Dengan bersungut-sungut Rini pergi kedapur. Tapi pikirannya masih melayang kearah apa yang dilihatnya. Sudah jelas Arum ada disana, bersama Angga. Lalu yang dirumah sakit siapa?
"Aku harus berusaha melihat bu Arum yang dirumah sakit. Penasaran aku," gumamnya sambil mengentas sayur yang sudah matang dari atas kompor.
***
"Selamat pagi bu Arum.." sapa lembut itu mengejutkan Arum yang sedang merasa gelisah. Kata dokter dia segera boleh pulang, tapi belum diijinkan juga. Ia menoleh kearah dokter Bram yang menatapnya tajam sambil tersenyum. Entah mengapa, Arum suka tatapan itu. Ah, tidak, dia hanya seorang dokter, dia akan bersikap sama seperti kepada pasien lainnya. Tatapan yang sama, senyuman yang sama.

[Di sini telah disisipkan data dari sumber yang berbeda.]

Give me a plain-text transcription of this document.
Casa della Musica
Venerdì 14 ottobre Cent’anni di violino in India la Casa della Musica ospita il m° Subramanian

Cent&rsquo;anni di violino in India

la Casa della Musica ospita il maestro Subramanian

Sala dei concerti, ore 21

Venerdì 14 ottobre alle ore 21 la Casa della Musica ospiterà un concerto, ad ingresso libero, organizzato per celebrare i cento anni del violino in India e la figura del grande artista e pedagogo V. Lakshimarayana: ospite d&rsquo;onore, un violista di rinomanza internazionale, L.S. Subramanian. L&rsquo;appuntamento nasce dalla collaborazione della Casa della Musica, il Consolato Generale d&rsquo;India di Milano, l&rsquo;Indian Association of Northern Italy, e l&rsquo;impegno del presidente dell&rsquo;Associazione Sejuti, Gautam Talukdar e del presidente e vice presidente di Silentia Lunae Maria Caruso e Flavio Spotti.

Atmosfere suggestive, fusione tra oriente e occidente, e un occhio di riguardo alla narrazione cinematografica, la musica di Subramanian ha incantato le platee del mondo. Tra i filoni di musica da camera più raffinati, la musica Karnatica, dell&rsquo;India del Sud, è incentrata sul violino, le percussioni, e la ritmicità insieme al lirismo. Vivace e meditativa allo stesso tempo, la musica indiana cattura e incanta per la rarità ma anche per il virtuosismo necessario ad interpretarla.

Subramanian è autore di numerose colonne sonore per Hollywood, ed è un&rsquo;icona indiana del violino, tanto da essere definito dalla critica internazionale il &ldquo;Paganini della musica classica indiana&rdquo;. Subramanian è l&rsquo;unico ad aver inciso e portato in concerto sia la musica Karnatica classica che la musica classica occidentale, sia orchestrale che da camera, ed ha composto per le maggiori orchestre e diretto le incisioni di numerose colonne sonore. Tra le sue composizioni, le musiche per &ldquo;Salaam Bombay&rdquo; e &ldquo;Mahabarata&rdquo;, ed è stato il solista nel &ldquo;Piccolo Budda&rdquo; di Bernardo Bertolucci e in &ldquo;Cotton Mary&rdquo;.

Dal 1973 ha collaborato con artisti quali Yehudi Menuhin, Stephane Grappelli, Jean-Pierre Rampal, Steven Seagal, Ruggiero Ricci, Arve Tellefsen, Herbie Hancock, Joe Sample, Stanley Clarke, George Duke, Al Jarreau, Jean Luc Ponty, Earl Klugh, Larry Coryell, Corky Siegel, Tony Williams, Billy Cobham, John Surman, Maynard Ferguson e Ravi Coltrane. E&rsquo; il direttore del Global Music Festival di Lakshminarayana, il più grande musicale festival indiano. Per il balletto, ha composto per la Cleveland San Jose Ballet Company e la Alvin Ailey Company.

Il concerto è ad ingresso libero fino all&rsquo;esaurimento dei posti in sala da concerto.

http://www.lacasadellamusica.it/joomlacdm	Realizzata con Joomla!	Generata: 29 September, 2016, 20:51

"Selamat pagi bu Arum, dokter itu mengulang sapaannya, karena dilihatnya Arum hanya bengong menatapnya.
"Oh.. eh.. ma.. ma'af dokter.. selamat.. pagi.." jawabnya gugup.
"Lagi mikirin apa?"
"Nggak dokter, mm.. lagi.. mikirin.. kapan saya boleh pulang?"

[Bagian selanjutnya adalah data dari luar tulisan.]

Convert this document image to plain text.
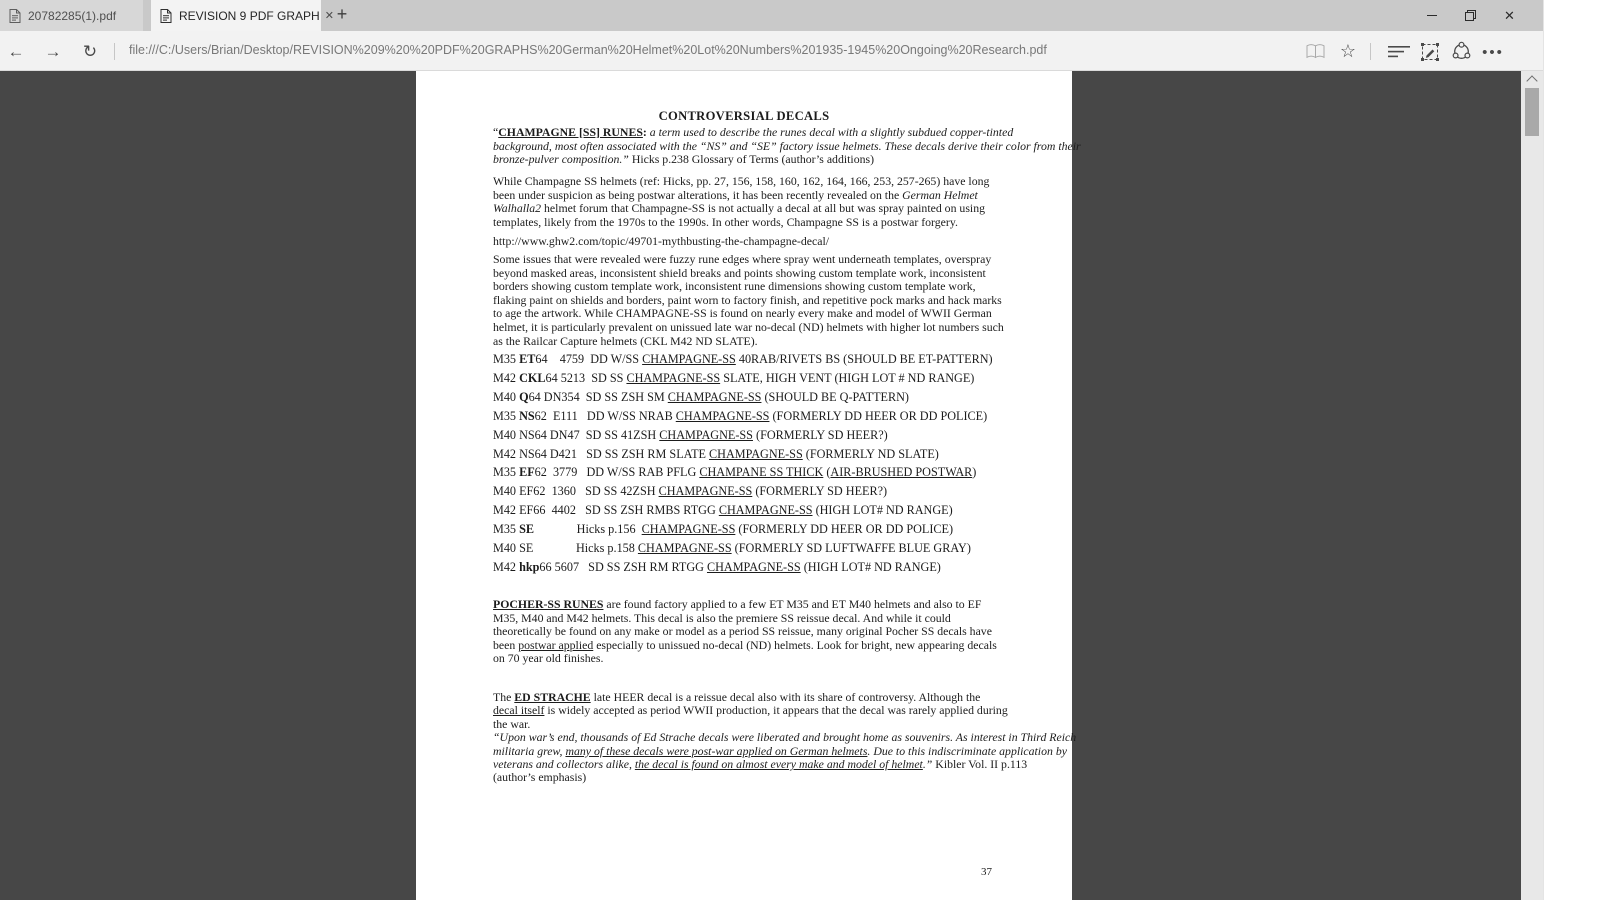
20782285(1).pdf	REVISION 9 PDF GRAPH ✕ +	✕
← →	↻	file:///C:/Users/Brian/Desktop/REVISION%209%20%20PDF%20GRAPHS%20German%20Helmet%20Lot%20Numbers%201935-1945%20Ongoing%20Research.pdf	☆	•••
CONTROVERSIAL DECALS
“CHAMPAGNE [SS] RUNES: a term used to describe the runes decal with a slightly subdued copper-tinted
background, most often associated with the “NS” and “SE” factory issue helmets. These decals derive their color from their
bronze-pulver composition.” Hicks p.238 Glossary of Terms (author’s additions)
While Champagne SS helmets (ref: Hicks, pp. 27, 156, 158, 160, 162, 164, 166, 253, 257-265) have long
been under suspicion as being postwar alterations, it has been recently revealed on the German Helmet
Walhalla2 helmet forum that Champagne-SS is not actually a decal at all but was spray painted on using
templates, likely from the 1970s to the 1990s. In other words, Champagne SS is a postwar forgery.
http://www.ghw2.com/topic/49701-mythbusting-the-champagne-decal/
Some issues that were revealed were fuzzy rune edges where spray went underneath templates, overspray
beyond masked areas, inconsistent shield breaks and points showing custom template work, inconsistent
borders showing custom template work, inconsistent rune dimensions showing custom template work,
flaking paint on shields and borders, paint worn to factory finish, and repetitive pock marks and hack marks
to age the artwork. While CHAMPAGNE-SS is found on nearly every make and model of WWII German
helmet, it is particularly prevalent on unissued late war no-decal (ND) helmets with higher lot numbers such
as the Railcar Capture helmets (CKL M42 ND SLATE).
M35 ET64    4759  DD W/SS CHAMPAGNE-SS 40RAB/RIVETS BS (SHOULD BE ET-PATTERN)
M42 CKL64 5213  SD SS CHAMPAGNE-SS SLATE, HIGH VENT (HIGH LOT # ND RANGE)
M40 Q64 DN354  SD SS ZSH SM CHAMPAGNE-SS (SHOULD BE Q-PATTERN)
M35 NS62  E111   DD W/SS NRAB CHAMPAGNE-SS (FORMERLY DD HEER OR DD POLICE)
M40 NS64 DN47  SD SS 41ZSH CHAMPAGNE-SS (FORMERLY SD HEER?)
M42 NS64 D421   SD SS ZSH RM SLATE CHAMPAGNE-SS (FORMERLY ND SLATE)
M35 EF62  3779   DD W/SS RAB PFLG CHAMPANE SS THICK (AIR-BRUSHED POSTWAR)
M40 EF62  1360   SD SS 42ZSH CHAMPAGNE-SS (FORMERLY SD HEER?)
M42 EF66  4402   SD SS ZSH RMBS RTGG CHAMPAGNE-SS (HIGH LOT# ND RANGE)
M35 SE              Hicks p.156  CHAMPAGNE-SS (FORMERLY DD HEER OR DD POLICE)
M40 SE              Hicks p.158 CHAMPAGNE-SS (FORMERLY SD LUFTWAFFE BLUE GRAY)
M42 hkp66 5607   SD SS ZSH RM RTGG CHAMPAGNE-SS (HIGH LOT# ND RANGE)
POCHER-SS RUNES are found factory applied to a few ET M35 and ET M40 helmets and also to EF
M35, M40 and M42 helmets. This decal is also the premiere SS reissue decal. And while it could
theoretically be found on any make or model as a period SS reissue, many original Pocher SS decals have
been postwar applied especially to unissued no-decal (ND) helmets. Look for bright, new appearing decals
on 70 year old finishes.
The ED STRACHE late HEER decal is a reissue decal also with its share of controversy. Although the
decal itself is widely accepted as period WWII production, it appears that the decal was rarely applied during
the war.
“Upon war’s end, thousands of Ed Strache decals were liberated and brought home as souvenirs. As interest in Third Reich
militaria grew, many of these decals were post-war applied on German helmets. Due to this indiscriminate application by
veterans and collectors alike, the decal is found on almost every make and model of helmet.” Kibler Vol. II p.113
(author’s emphasis)
37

"Iya, justru sekarang saya mau memeriksa keadaan bu Arum, supaya saya bisa memastikan kapan bu Arum bisa pulang."
"Terimakasih dokter."
"Nggak kerasan ya, lama-lama disini?" goda dokter Bram sambil memasang stetoskupnya.
"Ah, dokter..." dan Arum pun tersenyum. Entah mengapa Arum merasa bahwa senyum yang disunggingkannya adalah senyum yang benar-benar terbawa perasaan lega.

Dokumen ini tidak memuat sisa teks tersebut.